Young, who has more than three decades of experience working in state government, including several top roles at HHSC, will take the helm of an agency of nearly 37,000 employees as it navigates a worsening pandemic that has seen Texas become a national hot spot, a years-old crisis in its care for foster children and ongoing criticism of its contracting procedures.

“Cecile will provide immediate leadership to help solve the health care challenges facing our state during this pandemic,” said Gov. Greg Abbott, who announced Young’s new role Monday.

Young has worked since the late 1980s at a number of state agencies under several Texas governors, at the Texas Attorney General’s Office and in the Texas House of Representatives. She worked at the Health and Human Services Commission in the early 1990s after it was created by the Legislature, helping launch the fledgling agency, according to her LinkedIn page. And she was acting commissioner of the agency during the summer of 2018.

Even before the coronavirus pandemic presented unprecedented challenges for the agency, HHSC has had to navigate years of shifting leadership. Courtney Phillips led the commission for just over a year before leaving to take the top job at Louisiana’s health agency. Phillips’ last day was March 13, less than a week before Texas announced its first coronavirus death.
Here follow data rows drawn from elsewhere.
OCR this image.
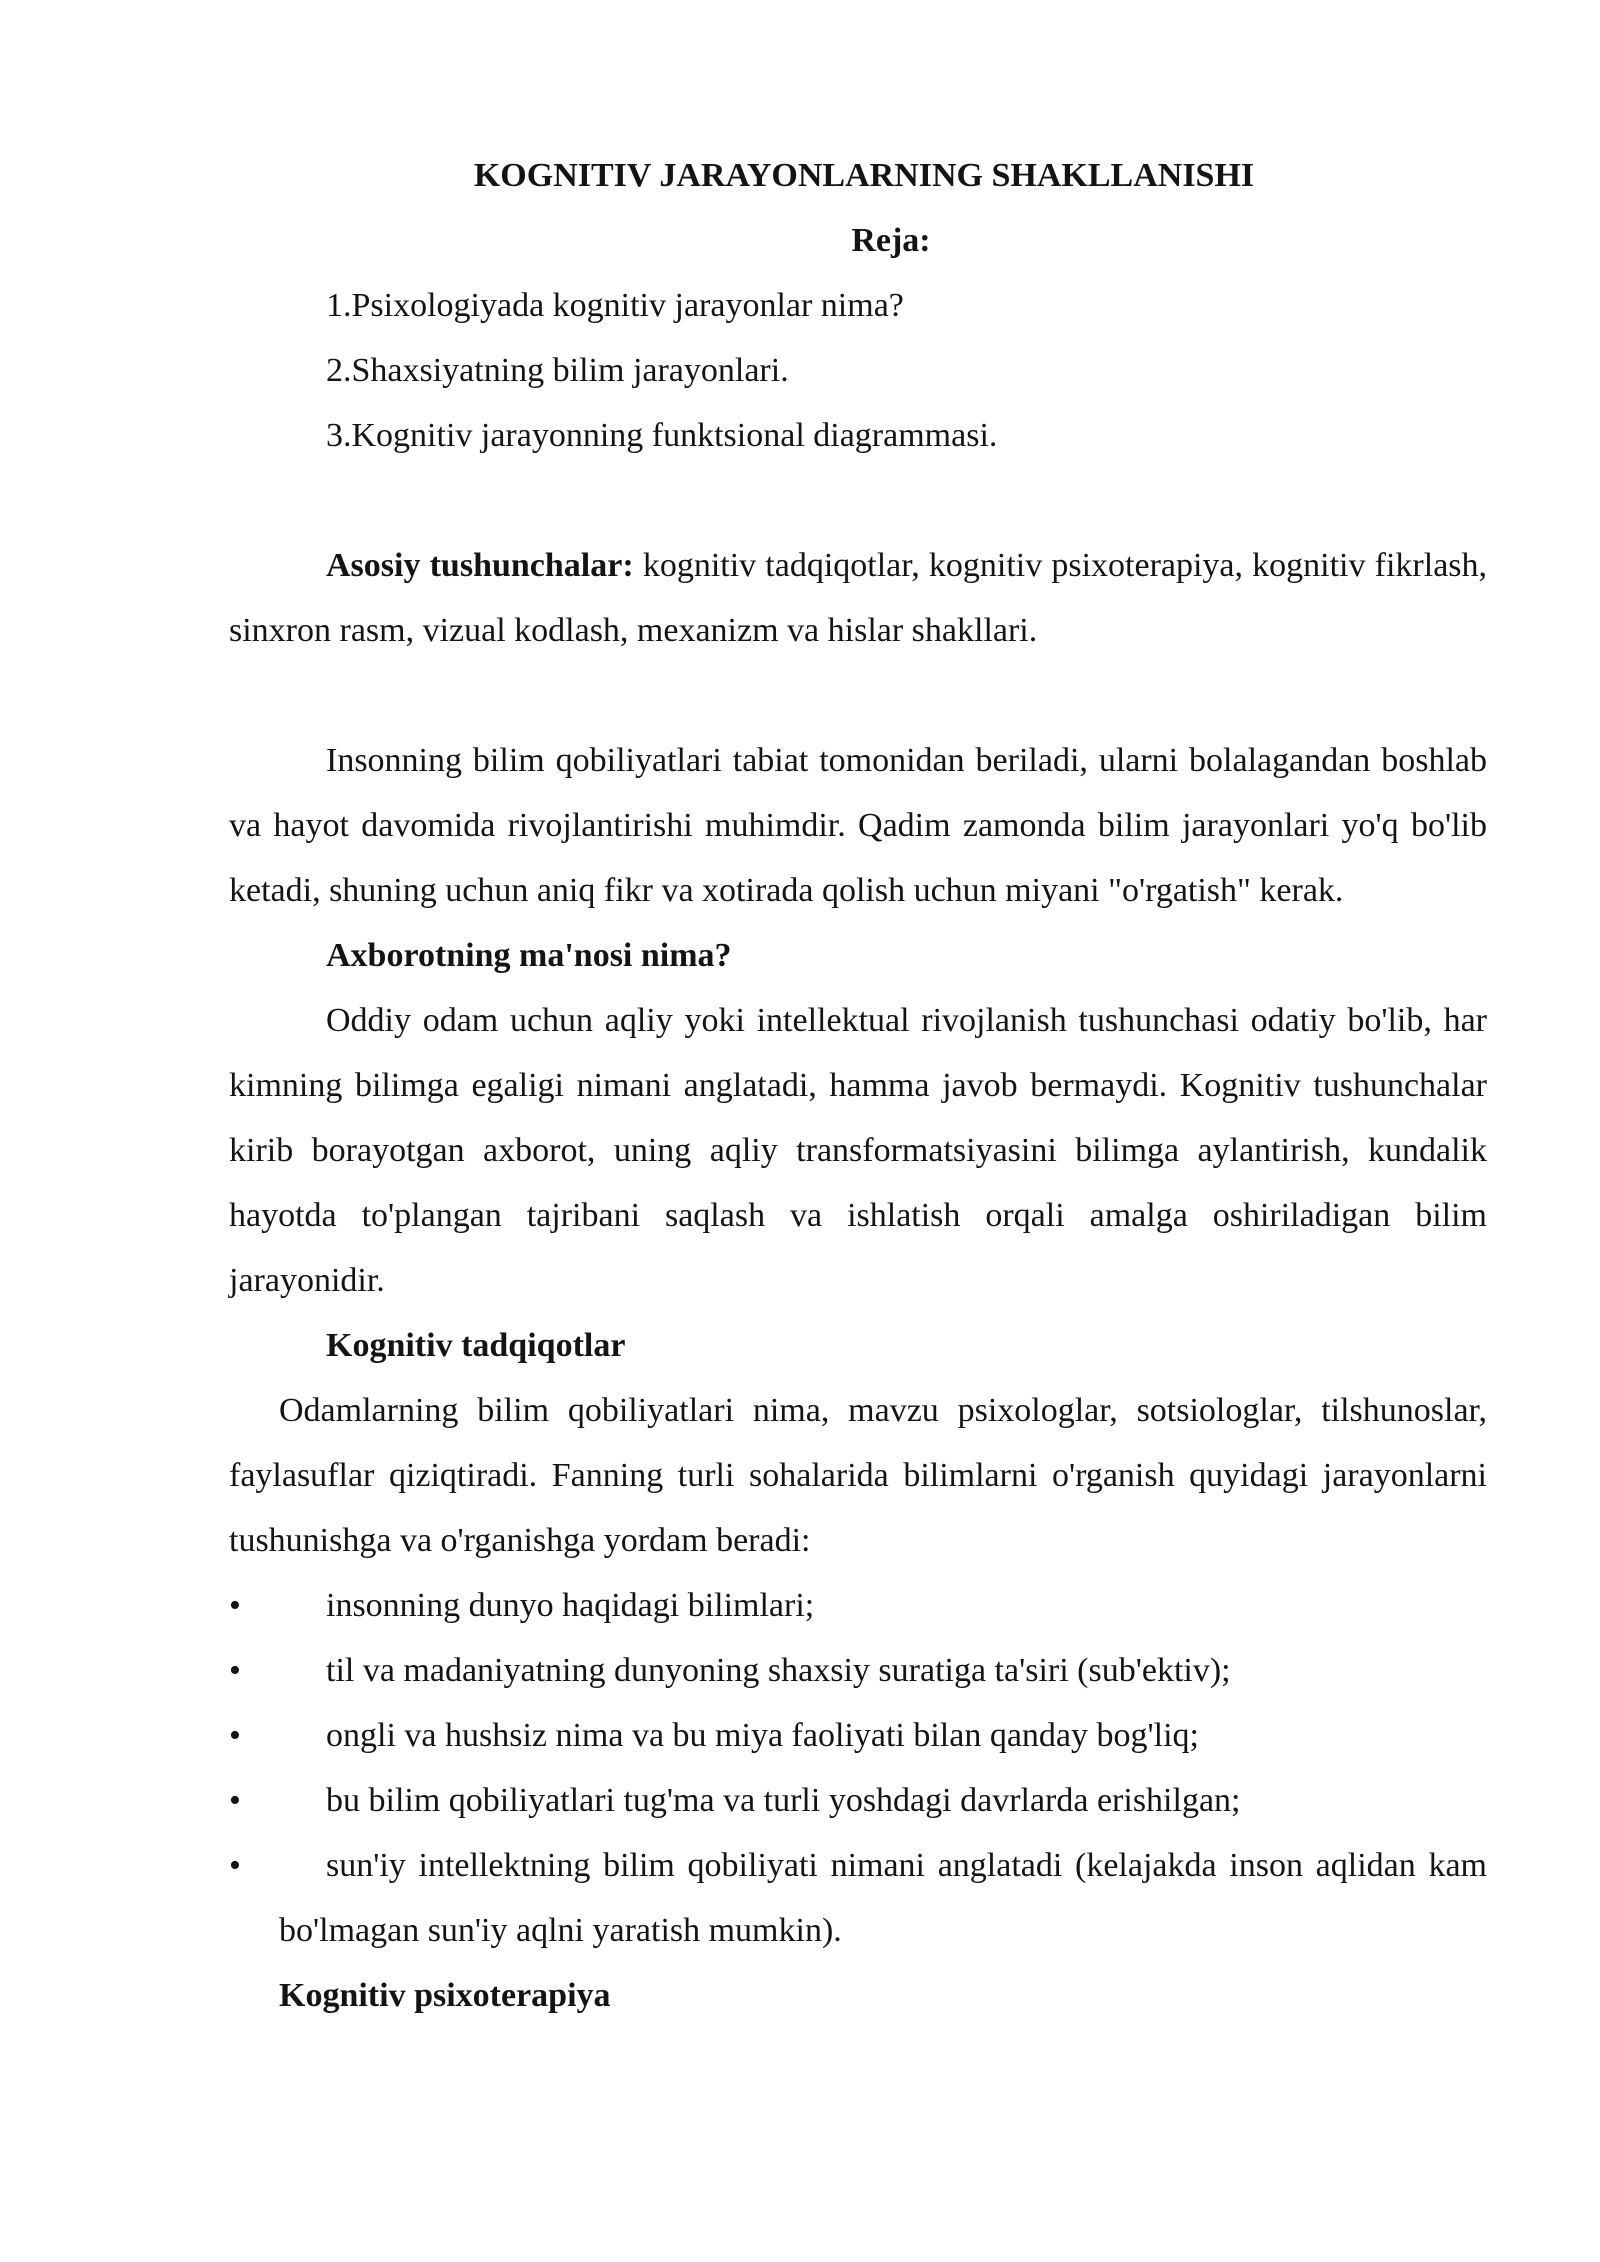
KOGNITIV JARAYONLARNING SHAKLLANISHI

Reja:

1.Psixologiyada kognitiv jarayonlar nima?
2.Shaxsiyatning bilim jarayonlari.
3.Kognitiv jarayonning funktsional diagrammasi.

Asosiy tushunchalar: kognitiv tadqiqotlar, kognitiv psixoterapiya, kognitiv fikrlash, sinxron rasm, vizual kodlash, mexanizm va hislar shakllari.

Insonning bilim qobiliyatlari tabiat tomonidan beriladi, ularni bolalagandan boshlab va hayot davomida rivojlantirishi muhimdir. Qadim zamonda bilim jarayonlari yo'q bo'lib ketadi, shuning uchun aniq fikr va xotirada qolish uchun miyani "o'rgatish" kerak.

Axborotning ma'nosi nima?

Oddiy odam uchun aqliy yoki intellektual rivojlanish tushunchasi odatiy bo'lib, har kimning bilimga egaligi nimani anglatadi, hamma javob bermaydi. Kognitiv tushunchalar kirib borayotgan axborot, uning aqliy transformatsiyasini bilimga aylantirish, kundalik hayotda to'plangan tajribani saqlash va ishlatish orqali amalga oshiriladigan bilim jarayonidir.

Kognitiv tadqiqotlar

Odamlarning bilim qobiliyatlari nima, mavzu psixologlar, sotsiologlar, tilshunoslar, faylasuflar qiziqtiradi. Fanning turli sohalarida bilimlarni o'rganish quyidagi jarayonlarni tushunishga va o'rganishga yordam beradi:

•	insonning dunyo haqidagi bilimlari;
•	til va madaniyatning dunyoning shaxsiy suratiga ta'siri (sub'ektiv);
•	ongli va hushsiz nima va bu miya faoliyati bilan qanday bog'liq;
•	bu bilim qobiliyatlari tug'ma va turli yoshdagi davrlarda erishilgan;
•	sun'iy intellektning bilim qobiliyati nimani anglatadi (kelajakda inson aqlidan kam bo'lmagan sun'iy aqlni yaratish mumkin).

Kognitiv psixoterapiya
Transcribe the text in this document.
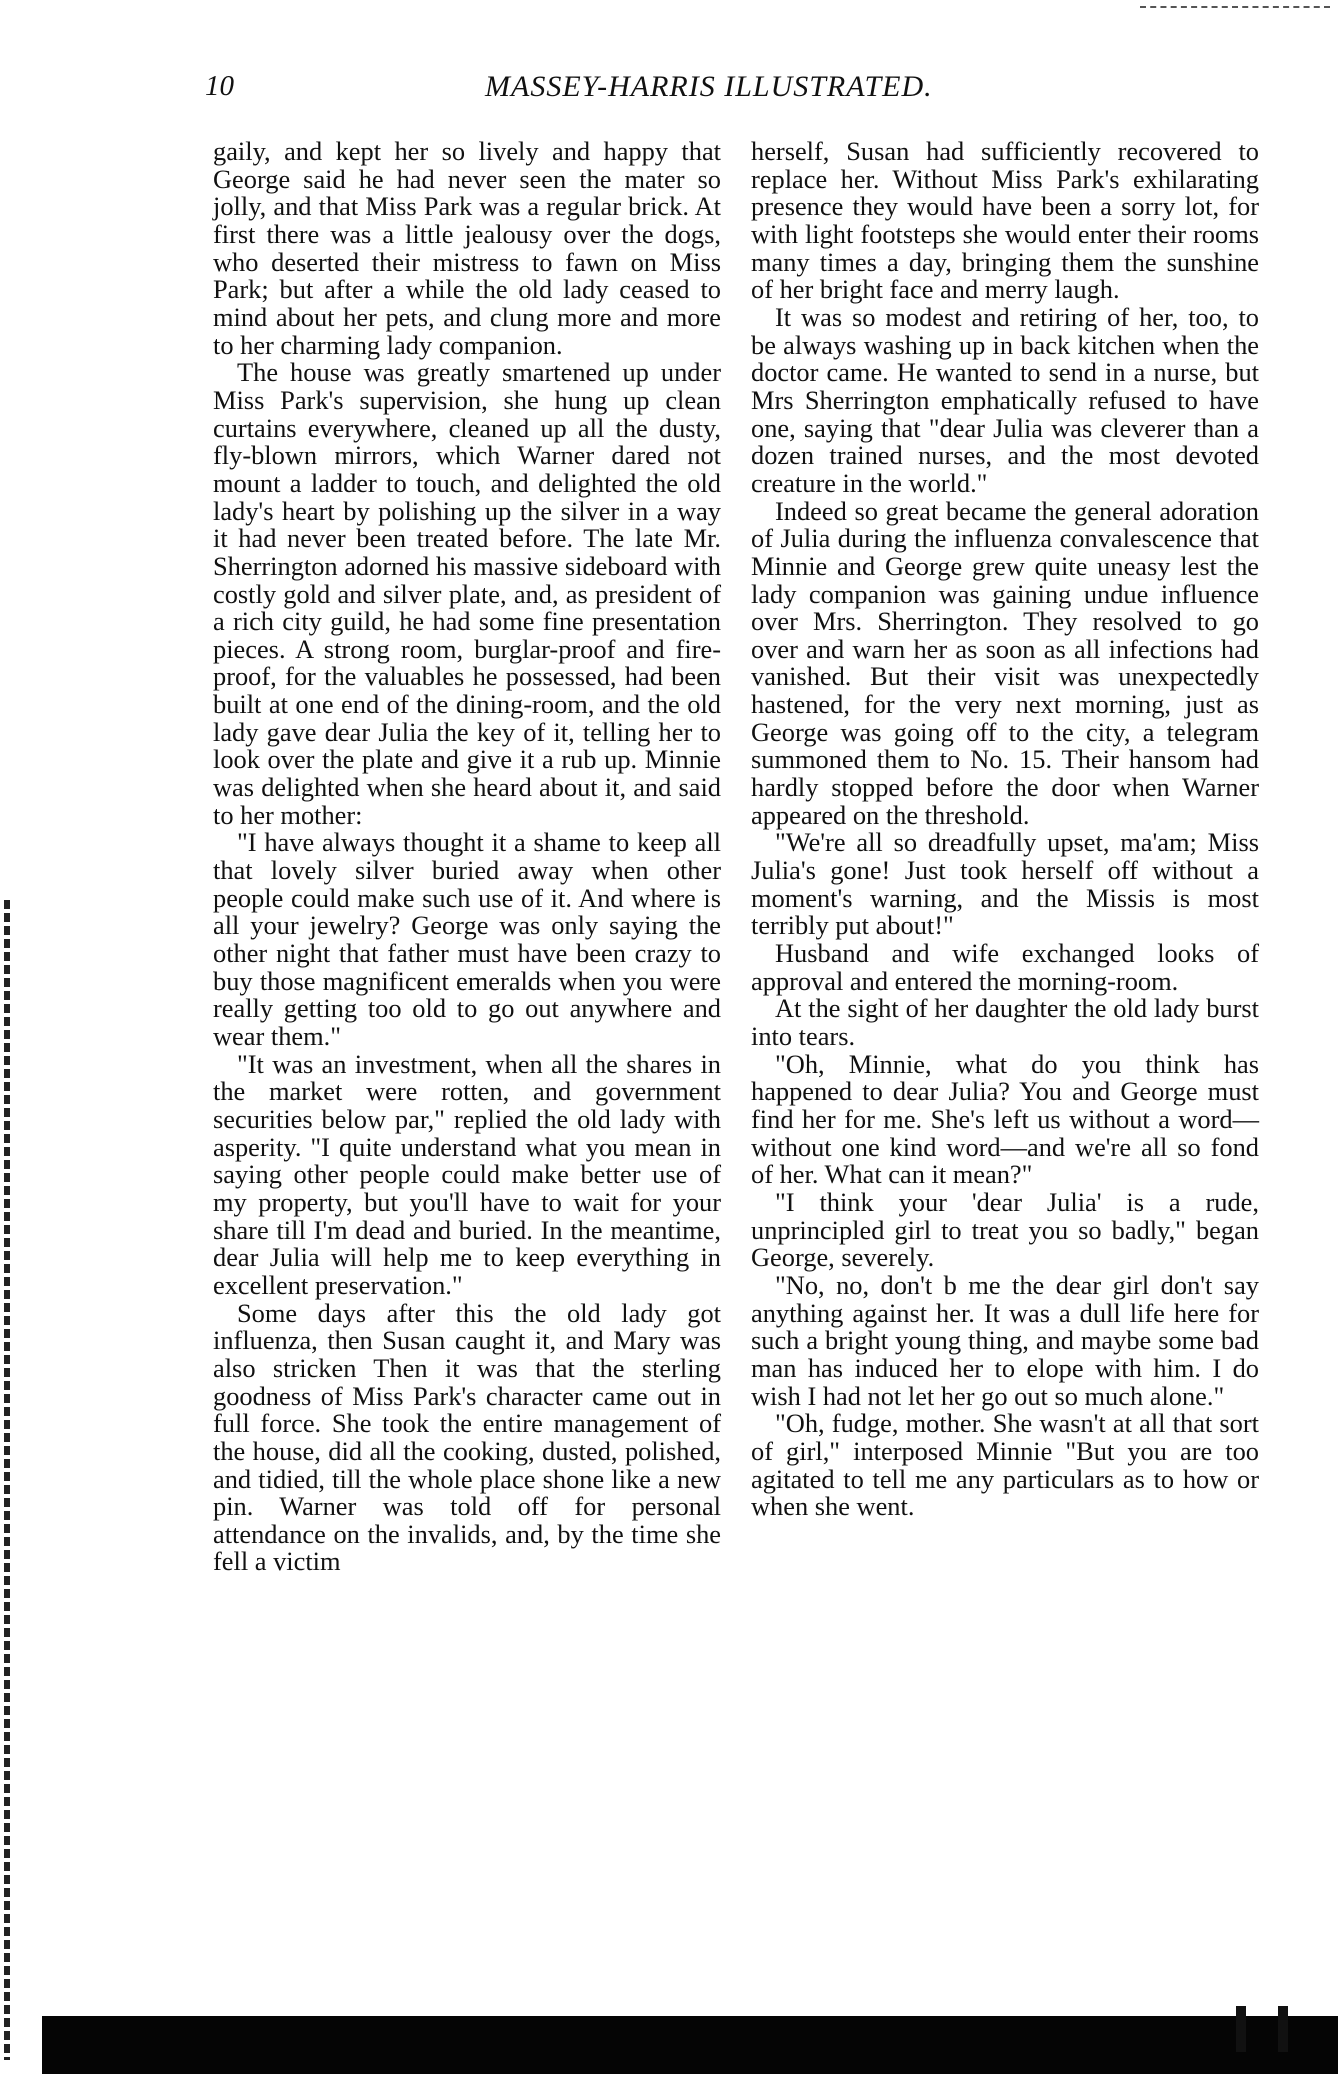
10	MASSEY-HARRIS ILLUSTRATED.

gaily, and kept her so lively and happy that George said he had never seen the mater so jolly, and that Miss Park was a regular brick. At first there was a little jealousy over the dogs, who deserted their mistress to fawn on Miss Park; but after a while the old lady ceased to mind about her pets, and clung more and more to her charming lady companion.

The house was greatly smartened up under Miss Park's supervision, she hung up clean curtains everywhere, cleaned up all the dusty, fly-blown mirrors, which Warner dared not mount a ladder to touch, and delighted the old lady's heart by polishing up the silver in a way it had never been treated before. The late Mr. Sherrington adorned his massive sideboard with costly gold and silver plate, and, as president of a rich city guild, he had some fine presentation pieces. A strong room, burglar-proof and fire-proof, for the valuables he possessed, had been built at one end of the dining-room, and the old lady gave dear Julia the key of it, telling her to look over the plate and give it a rub up. Minnie was delighted when she heard about it, and said to her mother:

"I have always thought it a shame to keep all that lovely silver buried away when other people could make such use of it. And where is all your jewelry? George was only saying the other night that father must have been crazy to buy those magnificent emeralds when you were really getting too old to go out anywhere and wear them."

"It was an investment, when all the shares in the market were rotten, and government securities below par," replied the old lady with asperity. "I quite understand what you mean in saying other people could make better use of my property, but you'll have to wait for your share till I'm dead and buried. In the meantime, dear Julia will help me to keep everything in excellent preservation."

Some days after this the old lady got influenza, then Susan caught it, and Mary was also stricken Then it was that the sterling goodness of Miss Park's character came out in full force. She took the entire management of the house, did all the cooking, dusted, polished, and tidied, till the whole place shone like a new pin. Warner was told off for personal attendance on the invalids, and, by the time she fell a victim

herself, Susan had sufficiently recovered to replace her. Without Miss Park's exhilarating presence they would have been a sorry lot, for with light footsteps she would enter their rooms many times a day, bringing them the sunshine of her bright face and merry laugh.

It was so modest and retiring of her, too, to be always washing up in back kitchen when the doctor came. He wanted to send in a nurse, but Mrs Sherrington emphatically refused to have one, saying that "dear Julia was cleverer than a dozen trained nurses, and the most devoted creature in the world."

Indeed so great became the general adoration of Julia during the influenza convalescence that Minnie and George grew quite uneasy lest the lady companion was gaining undue influence over Mrs. Sherrington. They resolved to go over and warn her as soon as all infections had vanished. But their visit was unexpectedly hastened, for the very next morning, just as George was going off to the city, a telegram summoned them to No. 15. Their hansom had hardly stopped before the door when Warner appeared on the threshold.

"We're all so dreadfully upset, ma'am; Miss Julia's gone! Just took herself off without a moment's warning, and the Missis is most terribly put about!"

Husband and wife exchanged looks of approval and entered the morning-room.

At the sight of her daughter the old lady burst into tears.

"Oh, Minnie, what do you think has happened to dear Julia? You and George must find her for me. She's left us without a word—without one kind word—and we're all so fond of her. What can it mean?"

"I think your 'dear Julia' is a rude, unprincipled girl to treat you so badly," began George, severely.

"No, no, don't b me the dear girl don't say anything against her. It was a dull life here for such a bright young thing, and maybe some bad man has induced her to elope with him. I do wish I had not let her go out so much alone."

"Oh, fudge, mother. She wasn't at all that sort of girl," interposed Minnie "But you are too agitated to tell me any particulars as to how or when she went.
Since her departure, the sprawling agency’s acting commissioner has been Phil Wilson — a longtime fixture in Texas government who was simultaneously earning a $636,694 salary and working 30 hours per week as the general manager of the Lower Colorado River Authority, a quasi-state agency funded without state tax dollars.

And in 2018, contracting scandals forced a number of top agency officials, including former commissioner Charles Smith, to step down. Earlier this year, several health plans alleged faulty procurement protocols at the agency.